Hey guys, I'm looking for a way to remove the clock from the status bar of my GNex. I've seen it done, I'm just not sure how to go about doing it. I'm certain I need a certain ROM to do so. Also, I'd like to change my soft keys and add a "Search" softkey. Any suggestions as to which one I should try out?


----------



## ro6666lt (Sep 2, 2011)

*To remove the clock from the status bar*

*MAKE A NANDROID BACKUP FIRST.*

You will need to de-compile your SystemUI.apk file to make the change. You can use APK Manager to do this.

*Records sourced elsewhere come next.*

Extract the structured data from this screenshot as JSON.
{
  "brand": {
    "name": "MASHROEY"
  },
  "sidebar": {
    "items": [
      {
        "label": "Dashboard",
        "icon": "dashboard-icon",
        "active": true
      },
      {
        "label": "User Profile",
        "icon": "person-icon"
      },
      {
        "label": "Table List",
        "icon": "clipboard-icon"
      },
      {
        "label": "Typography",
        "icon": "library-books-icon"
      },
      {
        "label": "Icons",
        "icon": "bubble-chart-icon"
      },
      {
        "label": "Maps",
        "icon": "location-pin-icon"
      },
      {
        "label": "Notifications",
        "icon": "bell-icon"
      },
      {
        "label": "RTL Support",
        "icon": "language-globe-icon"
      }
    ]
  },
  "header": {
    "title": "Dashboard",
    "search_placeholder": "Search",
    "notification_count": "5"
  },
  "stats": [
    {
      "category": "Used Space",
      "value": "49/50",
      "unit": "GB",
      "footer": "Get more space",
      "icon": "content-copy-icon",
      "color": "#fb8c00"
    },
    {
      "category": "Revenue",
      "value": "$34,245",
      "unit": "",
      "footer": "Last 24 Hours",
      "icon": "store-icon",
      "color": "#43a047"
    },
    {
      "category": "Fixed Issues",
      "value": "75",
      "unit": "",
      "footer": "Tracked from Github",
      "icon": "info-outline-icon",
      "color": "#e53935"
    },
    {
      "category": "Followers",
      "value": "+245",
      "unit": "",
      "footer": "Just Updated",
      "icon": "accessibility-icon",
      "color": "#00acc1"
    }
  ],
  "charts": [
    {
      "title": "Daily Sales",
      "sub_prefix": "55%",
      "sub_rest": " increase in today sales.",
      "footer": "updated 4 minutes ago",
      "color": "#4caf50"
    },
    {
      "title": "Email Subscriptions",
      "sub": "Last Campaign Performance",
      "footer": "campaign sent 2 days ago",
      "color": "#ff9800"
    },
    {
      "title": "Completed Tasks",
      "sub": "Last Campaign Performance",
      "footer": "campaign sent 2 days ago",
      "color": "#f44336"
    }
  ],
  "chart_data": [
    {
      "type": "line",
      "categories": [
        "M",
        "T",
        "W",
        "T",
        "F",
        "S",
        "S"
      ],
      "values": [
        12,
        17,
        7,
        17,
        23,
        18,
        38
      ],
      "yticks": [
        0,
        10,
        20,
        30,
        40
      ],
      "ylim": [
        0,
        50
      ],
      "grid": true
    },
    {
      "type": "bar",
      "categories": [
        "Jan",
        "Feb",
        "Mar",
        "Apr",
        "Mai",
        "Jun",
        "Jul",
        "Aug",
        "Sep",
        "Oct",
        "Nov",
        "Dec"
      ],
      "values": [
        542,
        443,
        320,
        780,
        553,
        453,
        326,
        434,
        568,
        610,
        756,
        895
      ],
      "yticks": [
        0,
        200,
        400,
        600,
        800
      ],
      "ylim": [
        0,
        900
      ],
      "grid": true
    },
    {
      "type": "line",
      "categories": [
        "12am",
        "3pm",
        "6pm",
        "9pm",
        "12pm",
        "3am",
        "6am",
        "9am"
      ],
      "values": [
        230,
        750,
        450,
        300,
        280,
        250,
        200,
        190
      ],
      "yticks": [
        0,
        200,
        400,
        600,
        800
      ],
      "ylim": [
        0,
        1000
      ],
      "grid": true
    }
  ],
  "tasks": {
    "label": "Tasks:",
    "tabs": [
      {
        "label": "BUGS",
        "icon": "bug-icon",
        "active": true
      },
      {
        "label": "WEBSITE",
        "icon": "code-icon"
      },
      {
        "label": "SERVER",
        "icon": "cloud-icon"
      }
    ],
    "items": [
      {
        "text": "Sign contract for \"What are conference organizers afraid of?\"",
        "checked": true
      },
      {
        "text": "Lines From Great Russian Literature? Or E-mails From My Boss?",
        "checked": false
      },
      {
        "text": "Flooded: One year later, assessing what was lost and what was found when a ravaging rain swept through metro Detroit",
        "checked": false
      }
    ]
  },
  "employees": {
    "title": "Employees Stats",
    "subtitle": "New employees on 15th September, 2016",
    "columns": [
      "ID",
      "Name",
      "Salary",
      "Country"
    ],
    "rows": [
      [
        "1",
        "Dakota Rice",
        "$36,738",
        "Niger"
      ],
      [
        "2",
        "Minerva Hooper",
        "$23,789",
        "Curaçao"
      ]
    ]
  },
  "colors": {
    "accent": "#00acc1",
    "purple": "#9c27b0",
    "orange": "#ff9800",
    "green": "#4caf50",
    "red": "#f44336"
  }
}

1. In order to decompile the SystemUI.apk successfully, you will select option 22 (Set current project which should be SystemUI.apk)
2. Select option 22 Decompile apk (with dependencies)
3. When prompted, drag the twframework-res.apk into the APK Manager window.
4. Once the SystemUI.apk file is decompiled, navigate to APK Manager\projects\SystemUI.apk\smali\com\android\systemui\statusbar
5. Using notepad, open Clock.smali
6. Search for "invoke-virtual {p0}, Lcom/android/systemui/statusbar/Clock;->updateClock()V" without the quotes (should have .line 107 right before it)
7. Add the following BEFORE (above) this line:

const v1, 0x8

invoke-virtual {p0, v1}, Lcom/android/systemui/statusbar/Clock;->setVisibility(I)V

*you should then have the following:*

const v1, 0x8

invoke-virtual {p0, v1}, Lcom/android/systemui/statusbar/Clock;->setVisibility(I)V

.line 107
invoke-virtual {p0}, Lcom/android/systemui/statusbar/Clock;->updateClock()V

8. Save file, recompile SystemUI.apk (option 11 in Apk Manager)
9. Open original SystemUI.apk and the new SystemUI.apk using 7-zip.
10 Drag the classes.dex from the new SystemUI.apk to the original SystemUI.apk
11. Close 7-zip.
12. using adb, push the SystemUI.apk to /sdcard/ on your phone
13. copy the /sdcard/SystemUI.apk to /system/app/ and reboot your phone


----------



## SRedman27 (Dec 28, 2011)

Cool. Thanks man, I'll give it a whirl.


----------



## SRedman27 (Dec 28, 2011)

Ok, so i'm stuck on step 3. When I drag the framework-res.apk file into the window it says that this is not the dependee apk and that it's looking for a com.___.___.apk file. I am fairly new to this can you break it down a little more?


----------



## Spotmark (Jul 17, 2011)

Instead of removing it, I'd like to see it centered.


----------